G. Sistematika Pembahasan Setelah mengetahui metode penelitian dari suatu masalah, selanjutnya adalah mengetahui sistematika pembahasan. Sistematika pembahasan adalah pengurutan pembahasan dalam penyusunan karya ilmiah. Hal ini dimaksudkan untuk mempermudah pada pembaca dalam memahami dan menelaah isi yang terdapat dalam tulisan ini. Adapun secara global karya tulis ini terbagi menjadi empat bab yang terbagi dalam teoritis dan empiris, yaitu: Bab I
: Bab pendahuluan yang pembahasannya meliputi latar belakang, rumusan masalah, tujuan penelitian, kegunaan penelitian, definisi operasional, hipotesis penelitian dan sistematika pembahasan.
14
Bab II
: Bab landasan teori yang terbagi dalam dua sub pokok pembahasan. Pertama ; tinjauan tentang manajemen preventative, meliputi:
pengertian dan komponen-komponen manajemen
preventative. Kedua, tinjauan tentang perilaku disruptif siswa, meliputi: pengertian perilaku disruptif, faktor penyebab perilaku disruptif, dan macam-macam perilaku disruptif. Bab III
: Bab metode penelitian yang terdiri atas; jenis penelitian, rancangan penelitian, identifikasi variabel, jenis dan sumber data, populasi dan sampel, instrumen penelitian, pengumpulan data dan analisis data.
Bab IV
: Bab laporan hasil penelitian merupakan studi yang menyajikan tentang paparan hasil penelitian yang berisi tentang gambaran umum
SMA Antartika Sidoarjo, guru dan jumlah siswanya.

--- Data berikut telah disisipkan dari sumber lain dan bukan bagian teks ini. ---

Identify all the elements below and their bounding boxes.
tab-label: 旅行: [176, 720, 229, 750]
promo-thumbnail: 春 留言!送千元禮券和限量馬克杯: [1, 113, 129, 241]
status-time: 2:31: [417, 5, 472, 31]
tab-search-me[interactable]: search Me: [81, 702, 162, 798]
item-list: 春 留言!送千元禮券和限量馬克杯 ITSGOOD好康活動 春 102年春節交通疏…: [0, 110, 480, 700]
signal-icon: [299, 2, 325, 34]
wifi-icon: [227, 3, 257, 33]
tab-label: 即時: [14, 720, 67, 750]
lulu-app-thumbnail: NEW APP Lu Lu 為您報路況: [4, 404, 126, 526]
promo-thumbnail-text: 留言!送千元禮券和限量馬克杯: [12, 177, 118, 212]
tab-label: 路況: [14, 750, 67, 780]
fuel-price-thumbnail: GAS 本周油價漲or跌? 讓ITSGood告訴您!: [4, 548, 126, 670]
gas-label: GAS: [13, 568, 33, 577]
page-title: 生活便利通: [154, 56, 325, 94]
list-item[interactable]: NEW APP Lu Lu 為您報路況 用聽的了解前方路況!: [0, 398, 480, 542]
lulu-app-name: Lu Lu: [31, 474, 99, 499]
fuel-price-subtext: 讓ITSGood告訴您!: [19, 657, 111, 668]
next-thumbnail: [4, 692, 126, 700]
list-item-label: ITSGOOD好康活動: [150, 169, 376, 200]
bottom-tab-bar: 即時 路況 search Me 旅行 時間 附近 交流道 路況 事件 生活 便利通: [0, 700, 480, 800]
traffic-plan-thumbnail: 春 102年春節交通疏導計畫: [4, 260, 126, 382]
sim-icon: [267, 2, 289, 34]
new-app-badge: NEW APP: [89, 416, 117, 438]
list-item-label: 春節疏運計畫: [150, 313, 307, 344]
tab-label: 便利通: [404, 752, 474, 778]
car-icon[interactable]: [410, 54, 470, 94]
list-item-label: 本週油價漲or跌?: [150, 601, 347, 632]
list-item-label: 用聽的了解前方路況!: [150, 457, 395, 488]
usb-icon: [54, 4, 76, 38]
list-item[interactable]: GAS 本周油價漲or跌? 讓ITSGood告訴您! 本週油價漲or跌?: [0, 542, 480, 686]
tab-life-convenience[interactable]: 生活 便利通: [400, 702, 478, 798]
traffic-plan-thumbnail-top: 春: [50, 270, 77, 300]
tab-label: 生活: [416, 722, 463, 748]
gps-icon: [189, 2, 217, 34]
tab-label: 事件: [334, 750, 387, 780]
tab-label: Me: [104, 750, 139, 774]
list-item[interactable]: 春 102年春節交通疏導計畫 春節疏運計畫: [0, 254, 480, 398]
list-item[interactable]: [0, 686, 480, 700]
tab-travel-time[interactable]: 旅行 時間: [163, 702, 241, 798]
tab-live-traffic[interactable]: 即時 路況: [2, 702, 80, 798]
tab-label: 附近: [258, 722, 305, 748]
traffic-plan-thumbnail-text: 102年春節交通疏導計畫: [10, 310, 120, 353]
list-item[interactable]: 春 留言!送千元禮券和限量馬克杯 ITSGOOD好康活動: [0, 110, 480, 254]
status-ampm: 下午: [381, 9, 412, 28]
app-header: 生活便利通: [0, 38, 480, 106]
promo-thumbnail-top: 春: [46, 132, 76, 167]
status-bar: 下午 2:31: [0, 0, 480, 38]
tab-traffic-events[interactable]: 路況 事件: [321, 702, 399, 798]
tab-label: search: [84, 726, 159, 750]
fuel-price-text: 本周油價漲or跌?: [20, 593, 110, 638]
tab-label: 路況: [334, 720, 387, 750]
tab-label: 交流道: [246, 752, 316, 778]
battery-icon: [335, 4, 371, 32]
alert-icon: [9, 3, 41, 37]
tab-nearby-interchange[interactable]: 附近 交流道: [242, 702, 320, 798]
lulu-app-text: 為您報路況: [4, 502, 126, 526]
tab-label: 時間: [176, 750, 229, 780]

Selanjutnya penyajian data mengenai efektivitas manajemen preventative dalam mengatasi perilaku disruptif siswa pada maple PAI di SMA Antartika Sidoarjo. Bab V
: Bab kesimpulan merupakan bagian akhir dari pembahasan skripsi ini yang berisikan kesimpulan, saran-saran dan penutup.